I was not able to write a for loop to tune several models at once:

```python
with dsl.ParallelFor(items=n_neighbors_items, name='tune-model') as n_neighbors:
create_model_task = create_model(n_neighbors=n_neighbors)
train_model_task = train_model(
input_model=create_model_task.outputs["output_model"],
input_data_train=split_data_target_task.outputs["output_data_train"],
input_target_train=split_data_target_task.outputs["output_target_train"],
)
evaluate_model_task = evaluate_model(
input_model=train_model_task.outputs["output_model"],
input_data_test=split_data_target_task.outputs["output_data_test"],
input_target_test=split_data_target_task.outputs["output_target_test"],
)
```

The error I got is: "component input artifact not implemented yet".

I don't have the error with only one task, but it happends everytime I include two.

## Unable to retrieve node information in the UI when using ParallelFor

The UI doesn't report the status when using a `ParallelFor` control flow.

Thus, users can't look inside the sub DAG and find their solutions with the UI.

The only alternative is to use the command line and debug the K8s pods manually.

## Optional arguments are not supported for components/pipelines

With the new version of Kubeflow Pipelines, you can use optional arguments:

```python
@kfp.dsl.pipeline(name="addition-pipeline")
def my_pipeline(a: int, b: int, c: int = 10):
add_task_1 = addition_component(num1=a, num2=b)
add_task_2 = addition_component(num1=add_task_1.output, num2=c)
```

Compiling the pipeline will give you the following error:

```
FP driver: failed to unmarshal component spec, error: unknown field "isOptional" in ml_pipelines.ComponentInputsSpec.ParameterSpec
```

# Problems

## Pod debugging

Most debugging actions require the use of the command-line and kubectl.

For instance, you must use the following command to find an error of dependencies.

```
kubectl logs -n kubeflow wine-pipeline-vw8dp-6510369
```

As mentioned, the Kubeflow Pipelines UI doesn't inform you about the problem:
- The pipeline fails and display an error icon to inform the user
- The task is still marked as running, but we can't access logs
- The only logs available require you to use `kubectl` directly

## Can't tune and select the best model

I couldn't find a good solution to run several models in parallel and select the best one.

A possible solution would be to create a full component dedicated to tuning and selecting the best model at the same time.

But this solution is not a good practice. Ideally, we would like to separate the tuning and the selection in different components.
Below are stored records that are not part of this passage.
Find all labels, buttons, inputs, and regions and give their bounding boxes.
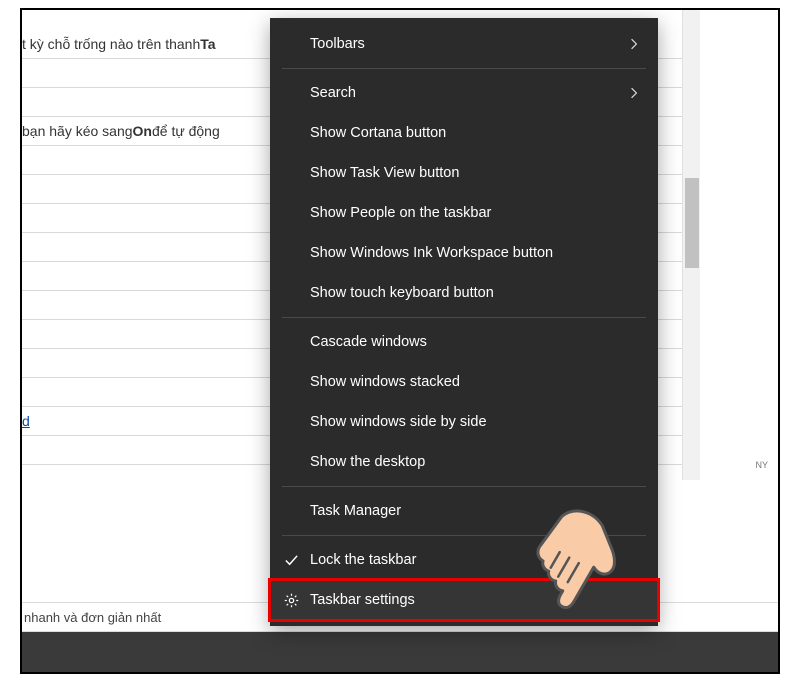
menu-label: Show Windows Ink Workspace button	[310, 245, 640, 261]
menu-item-search[interactable]: Search	[270, 73, 658, 113]
menu-divider	[282, 317, 646, 318]
menu-item-show-task-view[interactable]: Show Task View button	[270, 153, 658, 193]
menu-label: Show People on the taskbar	[310, 205, 640, 221]
menu-divider	[282, 68, 646, 69]
menu-item-show-desktop[interactable]: Show the desktop	[270, 442, 658, 482]
taskbar-context-menu: Toolbars Search Show Cortana button Show…	[270, 18, 658, 626]
menu-label: Show windows side by side	[310, 414, 640, 430]
menu-item-show-touch-keyboard[interactable]: Show touch keyboard button	[270, 273, 658, 313]
menu-item-windows-side-by-side[interactable]: Show windows side by side	[270, 402, 658, 442]
menu-label: Taskbar settings	[310, 592, 640, 608]
taskbar-strip	[22, 632, 778, 672]
text-fragment: để tự động	[152, 123, 220, 139]
chevron-right-icon	[630, 86, 640, 100]
menu-label: Show Task View button	[310, 165, 640, 181]
menu-label: Show Cortana button	[310, 125, 640, 141]
side-badge: NY	[755, 460, 768, 470]
side-panel: NY	[700, 10, 778, 672]
menu-item-show-cortana[interactable]: Show Cortana button	[270, 113, 658, 153]
menu-item-show-people[interactable]: Show People on the taskbar	[270, 193, 658, 233]
text-fragment: t kỳ chỗ trống nào trên thanh	[22, 36, 200, 52]
check-icon	[282, 551, 300, 569]
scrollbar-thumb[interactable]	[685, 178, 699, 268]
menu-label: Task Manager	[310, 503, 640, 519]
menu-label: Lock the taskbar	[310, 552, 640, 568]
menu-item-toolbars[interactable]: Toolbars	[270, 24, 658, 64]
menu-label: Cascade windows	[310, 334, 640, 350]
text-bold: On	[133, 123, 152, 139]
menu-divider	[282, 486, 646, 487]
chevron-right-icon	[630, 37, 640, 51]
menu-label: Show touch keyboard button	[310, 285, 640, 301]
text-fragment: bạn hãy kéo sang	[22, 123, 133, 139]
menu-label: Show the desktop	[310, 454, 640, 470]
menu-label: Show windows stacked	[310, 374, 640, 390]
menu-item-taskbar-settings[interactable]: Taskbar settings	[270, 580, 658, 620]
menu-label: Toolbars	[310, 36, 630, 52]
menu-item-task-manager[interactable]: Task Manager	[270, 491, 658, 531]
vertical-scrollbar[interactable]	[682, 10, 700, 480]
app-frame: t kỳ chỗ trống nào trên thanh Ta bạn hãy…	[20, 8, 780, 674]
menu-item-lock-taskbar[interactable]: Lock the taskbar	[270, 540, 658, 580]
menu-divider	[282, 535, 646, 536]
gear-icon	[282, 591, 300, 609]
menu-item-cascade-windows[interactable]: Cascade windows	[270, 322, 658, 362]
menu-label: Search	[310, 85, 630, 101]
text-bold: Ta	[200, 36, 215, 52]
footer-text: nhanh và đơn giản nhất	[24, 610, 161, 625]
menu-item-show-ink[interactable]: Show Windows Ink Workspace button	[270, 233, 658, 273]
menu-item-windows-stacked[interactable]: Show windows stacked	[270, 362, 658, 402]
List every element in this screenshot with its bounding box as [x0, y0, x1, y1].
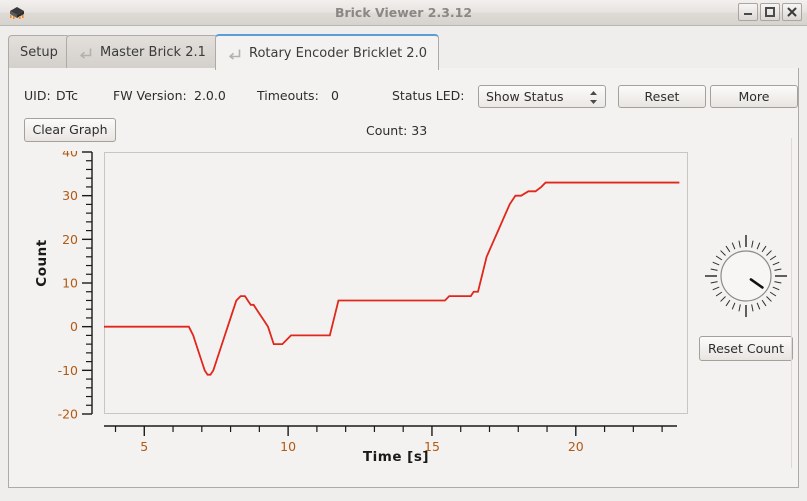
svg-text:5: 5 [140, 439, 148, 454]
close-icon [787, 7, 797, 17]
status-led-select[interactable]: Show Status [478, 85, 606, 108]
device-info-row: UID: DTc FW Version: 2.0.0 Timeouts: 0 S… [18, 82, 798, 110]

## Couldn't test the other component definitions

As described in [the documentation](https://www.kubeflow.org/docs/components/pipelines/v2/author-a-pipeline/components/), there are 3 methods to define a component:
1. Lightweight Python function-based component
2. Containerized Python components
3. Custom container components

The 2nd and 3rd approach require the installation of a local Docker registry, or the integration with an existing one.

This step is cumbersome, and I don't see a data scientist using this approach in practice during development.

## Can't use a component without the context of a pipeline

If you create a task from a component (e.g., t = create_model()), then you can't do anything besides using it inside a pipeline.

Moreover, there are no documented practice to test a component. You can only do an integration test with the pipeline.

This limits greatly the flexibility of the solution in development workflow and to build robust MLOps pipelines easily.

## You must import/export your data before/after each component

Since components are isolated, data must be transfered between them whenever a new component is used.

This is verbose and not performant. Moreover, this can incur extra costs for storing all this extra information.

The alternative is to condense all the components into one, but this removes most of the benefit of using Kubeflow.